ABSTRACT
The traffic transfer between social media and E-commerce platforms is essential to the retailers in the E-commerce platform and the platform itself. Drawing on the affordance theory, this study presents the results from three experiments based on two kinds of social media (with or without E-commerce widow) to demonstrate the role of social media recommendation pages’ affordance on the visitors’ usage and sharing intention to the product link attached to the content. The result shows that traffic transfer exists between social media and E-commerce platforms. Moreover, the higher the level of social media affordances (visibility, editability, persistence, association), the higher the willingness of visitors to transfer from social media to E-commerce platforms. This change in traffic volume is mediated by the visitors’ relationship strength and perceived trust in the blogger and the platform. This study expands the research on affordance theory to the area of traffic transfer.

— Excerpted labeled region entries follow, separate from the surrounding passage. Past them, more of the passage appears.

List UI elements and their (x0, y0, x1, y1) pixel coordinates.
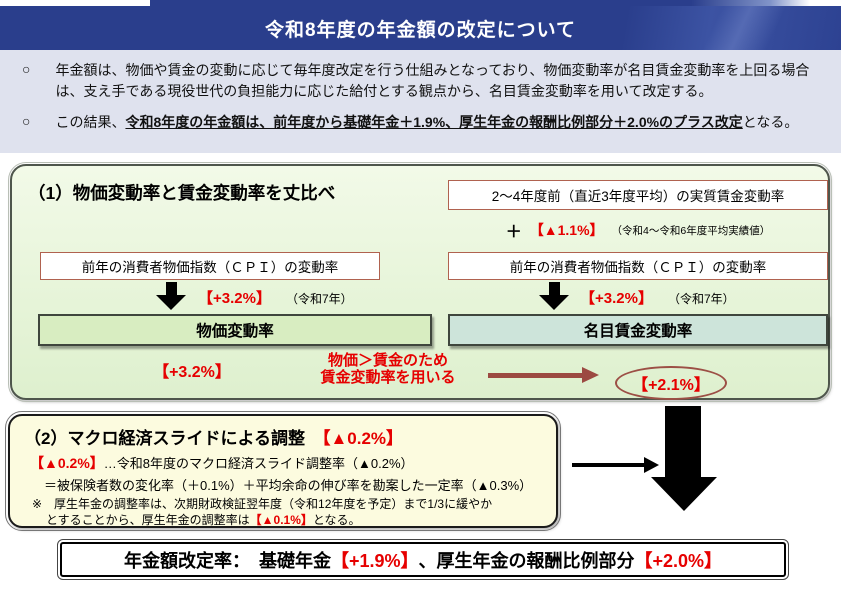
plus-sign: ＋ (505, 224, 522, 241)
comparison-note: 物価＞賃金のため 賃金変動率を用いる (278, 352, 498, 387)
adjustment-rate: 【▲0.2%】 (30, 455, 104, 471)
bullet-1-text: 年金額は、物価や賃金の変動に応じて毎年度改定を行う仕組みとなっており、物価変動率… (55, 62, 810, 99)
bullet-2-suffix: となる。 (742, 114, 799, 131)
wage-result-ellipse: 【+2.1%】 (615, 366, 727, 400)
section2-heading-text: （2）マクロ経済スライドによる調整 (24, 429, 305, 448)
result-box: 年金額改定率： 基礎年金 【+1.9%】 、厚生年金の報酬比例部分 【+2.0%】 (57, 539, 789, 580)
bullet-2-prefix: この結果、 (55, 114, 126, 131)
comparison-note-line2: 賃金変動率を用いる (320, 369, 456, 387)
comparison-arrow-icon (488, 373, 584, 378)
adjustment-line1-text: …令和8年度のマクロ経済スライド調整率（▲0.2%） (103, 456, 414, 471)
result-text: 年金額改定率： 基礎年金 【+1.9%】 、厚生年金の報酬比例部分 【+2.0%】 (60, 542, 786, 577)
adjustment-note: ※ 厚生年金の調整率は、次期財政検証翌年度（令和12年度を予定）まで1/3に緩や… (32, 497, 537, 529)
result-label: 年金額改定率： 基礎年金 (123, 550, 331, 571)
adjustment-line2: ＝被保険者数の変化率（＋0.1%）＋平均余命の伸び率を勘案した一定率（▲0.3%… (44, 478, 533, 493)
note-rate: 【▲0.1%】 (249, 512, 313, 527)
bullet-item-1: ○ 年金額は、物価や賃金の変動に応じて毎年度改定を行う仕組みとなっており、物価変… (22, 60, 823, 101)
employee-pension-rate: 【+2.0%】 (634, 550, 723, 571)
bullet-item-2: ○ この結果、令和8年度の年金額は、前年度から基礎年金＋1.9%、厚生年金の報酬… (22, 112, 823, 133)
cpi-box-left: 前年の消費者物価指数（ＣＰＩ）の変動率 (40, 252, 380, 280)
bullet-2-text: この結果、令和8年度の年金額は、前年度から基礎年金＋1.9%、厚生年金の報酬比例… (55, 112, 823, 133)
price-result: 【+3.2%】 (153, 364, 231, 381)
section1-panel: （1）物価変動率と賃金変動率を丈比べ 2～4年度前（直近3年度平均）の実質賃金変… (8, 162, 832, 402)
banner-accent-stripe (681, 6, 801, 50)
cpi-box-right: 前年の消費者物価指数（ＣＰＩ）の変動率 (448, 252, 828, 280)
page-title: 令和8年度の年金額の改定について (265, 19, 576, 41)
real-wage-rate-line: ＋ 【▲1.1%】 （令和4～令和6年度平均実績値） (448, 218, 828, 242)
flow-arrow-icon (572, 463, 644, 467)
comparison-note-line1: 物価＞賃金のため (327, 352, 448, 369)
title-banner: 令和8年度の年金額の改定について (0, 6, 841, 50)
adjustment-note-line2: とすることから、厚生年金の調整率は【▲0.1%】となる。 (46, 512, 361, 527)
adjustment-line1: 【▲0.2%】…令和8年度のマクロ経済スライド調整率（▲0.2%） (30, 453, 414, 473)
section2-heading: （2）マクロ経済スライドによる調整 【▲0.2%】 (24, 424, 403, 449)
result-mid: 、厚生年金の報酬比例部分 (418, 550, 635, 571)
big-down-arrow-icon (665, 406, 701, 477)
section1-heading: （1）物価変動率と賃金変動率を丈比べ (28, 183, 336, 203)
price-rate-box: 物価変動率 (38, 314, 432, 346)
bullet-2-emphasis: 令和8年度の年金額は、前年度から基礎年金＋1.9%、厚生年金の報酬比例部分＋2.… (125, 114, 743, 131)
down-arrow-icon (539, 282, 569, 310)
bullet-marker: ○ (22, 61, 31, 77)
comparison-arrow-head-icon (582, 367, 599, 383)
down-arrow-icon (156, 282, 186, 310)
cpi-rate-right: 【+3.2%】 (580, 290, 653, 307)
section2-panel: （2）マクロ経済スライドによる調整 【▲0.2%】 【▲0.2%】…令和8年度の… (5, 411, 561, 531)
cpi-rate-left: 【+3.2%】 (198, 290, 271, 307)
intro-panel: ○ 年金額は、物価や賃金の変動に応じて毎年度改定を行う仕組みとなっており、物価変… (0, 50, 841, 153)
bullet-marker: ○ (22, 113, 31, 130)
section2-heading-rate: 【▲0.2%】 (321, 429, 404, 448)
adjustment-note-line1: ※ 厚生年金の調整率は、次期財政検証翌年度（令和12年度を予定）まで1/3に緩や… (32, 497, 493, 511)
real-wage-note: （令和4～令和6年度平均実績値） (611, 224, 771, 237)
basic-pension-rate: 【+1.9%】 (330, 550, 419, 571)
big-down-arrow-head-icon (651, 477, 717, 511)
flow-arrow-head-icon (644, 457, 659, 473)
cpi-year-left: （令和7年） (286, 292, 353, 306)
header-top-strip (150, 0, 810, 6)
wage-rate-box: 名目賃金変動率 (448, 314, 828, 346)
real-wage-rate: 【▲1.1%】 (529, 222, 604, 238)
real-wage-box: 2～4年度前（直近3年度平均）の実質賃金変動率 (448, 180, 828, 210)
cpi-year-right: （令和7年） (668, 292, 735, 306)
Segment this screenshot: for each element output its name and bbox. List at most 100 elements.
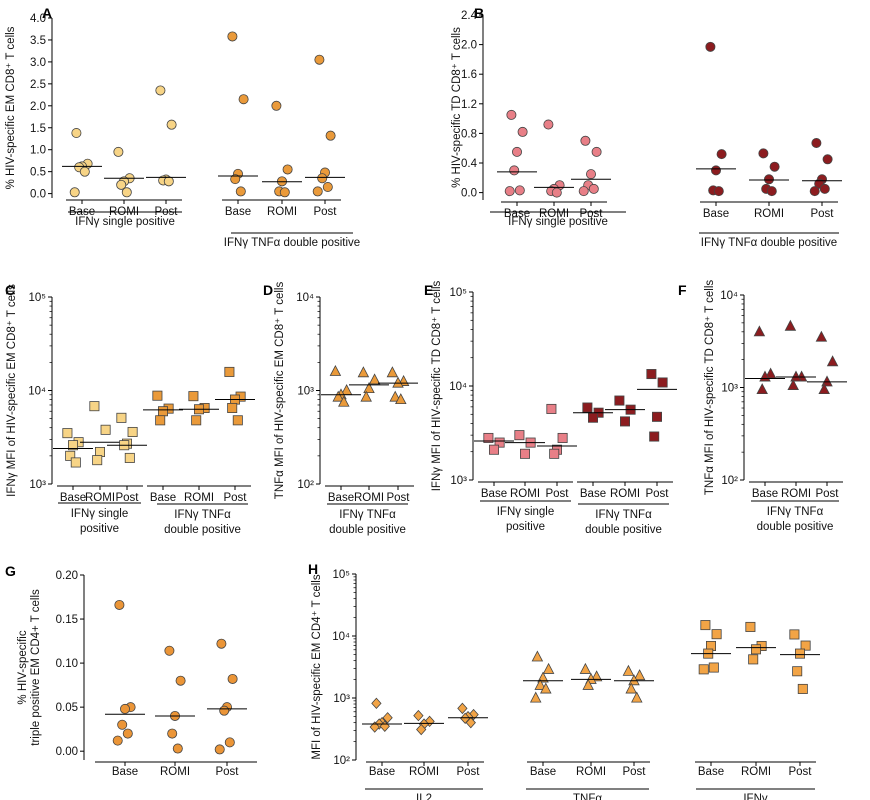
- data-point: [557, 432, 568, 443]
- data-point: [582, 678, 594, 690]
- data-point: [329, 364, 342, 376]
- data-point: [127, 426, 138, 437]
- group-label: double positive: [585, 524, 662, 536]
- group-label: IFNγ TNFα: [174, 509, 231, 521]
- x-tick-label: Base: [504, 208, 530, 220]
- group-label: positive: [506, 521, 545, 533]
- y-tick-label: 1.5: [30, 123, 46, 135]
- y-tick-label: 10³: [721, 383, 738, 395]
- data-point: [790, 370, 802, 382]
- data-point: [69, 187, 80, 198]
- data-point: [711, 629, 722, 640]
- group-label: IFNγ single: [71, 508, 129, 520]
- y-tick-label: 2.0: [30, 101, 46, 113]
- x-tick-label: ROMI: [781, 488, 811, 500]
- x-tick-label: ROMI: [409, 766, 439, 778]
- y-tick-label: 2.5: [30, 79, 46, 91]
- data-point: [657, 377, 668, 388]
- x-tick-label: Base: [112, 766, 138, 778]
- y-tick-label: 0.0: [30, 189, 46, 201]
- y-tick-label: 0.05: [56, 702, 78, 714]
- x-tick-label: Base: [481, 488, 507, 500]
- data-point: [238, 94, 249, 105]
- x-tick-label: Post: [810, 208, 834, 220]
- x-tick-label: ROMI: [510, 488, 540, 500]
- y-tick-label: 10⁴: [720, 290, 738, 302]
- data-point: [628, 674, 640, 686]
- x-tick-label: ROMI: [741, 766, 771, 778]
- data-point: [590, 670, 603, 682]
- y-tick-label: 1.0: [30, 145, 46, 157]
- data-point: [395, 393, 407, 405]
- data-point: [357, 366, 370, 378]
- data-point: [622, 664, 635, 676]
- data-point: [797, 683, 808, 694]
- data-point: [271, 100, 282, 111]
- panel-f: F 10² 10³ 10⁴ TNFα MFI of HIV-specific TD CD…: [678, 280, 847, 533]
- data-point: [633, 669, 646, 681]
- panel-letter: E: [424, 282, 433, 298]
- panel-e: E 10³ 10⁴ 10⁵ IFNγ MFI of HIV-specific TD CD…: [424, 280, 677, 536]
- data-point: [789, 629, 800, 640]
- data-point: [800, 640, 811, 651]
- x-tick-label: Base: [580, 488, 606, 500]
- y-tick-label: 10³: [29, 479, 46, 491]
- data-point: [457, 702, 468, 715]
- data-point: [214, 744, 225, 755]
- data-point: [224, 737, 235, 748]
- y-tick-label: 0.10: [56, 658, 78, 670]
- data-point: [766, 186, 777, 197]
- data-point: [468, 708, 479, 721]
- data-point: [819, 183, 830, 194]
- data-point: [700, 620, 711, 631]
- data-point: [512, 146, 523, 157]
- x-tick-label: Base: [530, 766, 556, 778]
- data-point: [157, 406, 168, 417]
- data-point: [504, 186, 515, 197]
- data-point: [117, 719, 128, 730]
- y-tick-label: 10⁵: [449, 287, 467, 299]
- group-label: double positive: [757, 521, 834, 533]
- data-point: [79, 166, 90, 177]
- panel-g: G 0.00 0.05 0.10 0.15 0.20 % HIV-specific tripl…: [5, 563, 257, 778]
- data-point: [811, 138, 822, 149]
- y-tick-label: 0.15: [56, 614, 78, 626]
- data-point: [784, 319, 797, 331]
- x-tick-label: ROMI: [85, 492, 115, 504]
- data-point: [113, 146, 124, 157]
- data-point: [314, 54, 325, 65]
- series-group: Base ROMI Post TNFα: [523, 650, 654, 800]
- x-tick-label: Base: [60, 492, 86, 504]
- data-point: [392, 376, 404, 388]
- x-tick-label: Base: [369, 766, 395, 778]
- data-point: [758, 148, 769, 159]
- y-tick-label: 10⁴: [332, 631, 350, 643]
- data-point: [551, 187, 562, 198]
- group-label: IFNγ single: [497, 506, 555, 518]
- y-tick-label: 0.00: [56, 746, 78, 758]
- data-point: [71, 128, 82, 139]
- data-point: [756, 383, 768, 395]
- data-point: [716, 149, 727, 160]
- y-tick-label: 0.4: [461, 158, 478, 170]
- data-point: [317, 173, 328, 184]
- x-tick-label: ROMI: [267, 206, 297, 218]
- data-point: [363, 382, 375, 394]
- data-point: [588, 183, 599, 194]
- data-point: [753, 325, 766, 337]
- x-tick-label: Post: [215, 766, 239, 778]
- panel-h: H 10² 10³ 10⁴ 10⁵ MFI of HIV-specific EM CD4⁺…: [308, 561, 820, 800]
- series-group: Base ROMI Post IFNγ TNFα double positive: [321, 364, 418, 536]
- x-tick-label: Base: [328, 492, 354, 504]
- data-point: [368, 373, 381, 385]
- data-point: [465, 716, 476, 729]
- series-group: Base ROMI Post: [95, 599, 257, 778]
- data-point: [818, 383, 830, 395]
- panel-c: C 10³ 10⁴ 10⁵ IFNγ MFI of HIV-specific EM CD…: [5, 282, 255, 536]
- data-point: [579, 662, 592, 674]
- x-tick-label: Post: [645, 488, 669, 500]
- data-point: [100, 424, 111, 435]
- y-tick-label: 0.0: [461, 188, 477, 200]
- group-label: IFNγ single positive: [75, 216, 175, 228]
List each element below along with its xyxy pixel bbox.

Additionally, this study has also enriched the existing literature on cross-platform traffic imports in social E-commerce. The results will guide both content operators and retailers who wish to use social media to increase sales.
Acknowledgment
The author(s) disclosed receipt of the following financial support for the research, authorship, and/or publication of this article: National Natural Science Foundation of China (72272045, 71831005).
Disclosure statement
No potential conflict of interest was reported by the author(s).
Ethical approval
This article does not contain any studies with animal participants performed by any of the authors. And in our experiment, there is no existence of the participants’ rights, all participants were paid the same amount as their labour.
Data availability statement
The datasets generated during and/or analysed during the current study are available from the corresponding author upon reasonable request.
Notes
1 The purpose of Taguchi orthogonal array design is using orthogonal tables to select experimental parameters and arrange experiments, evaluating multiple factors that affect experimental results with fewer parameter combinations.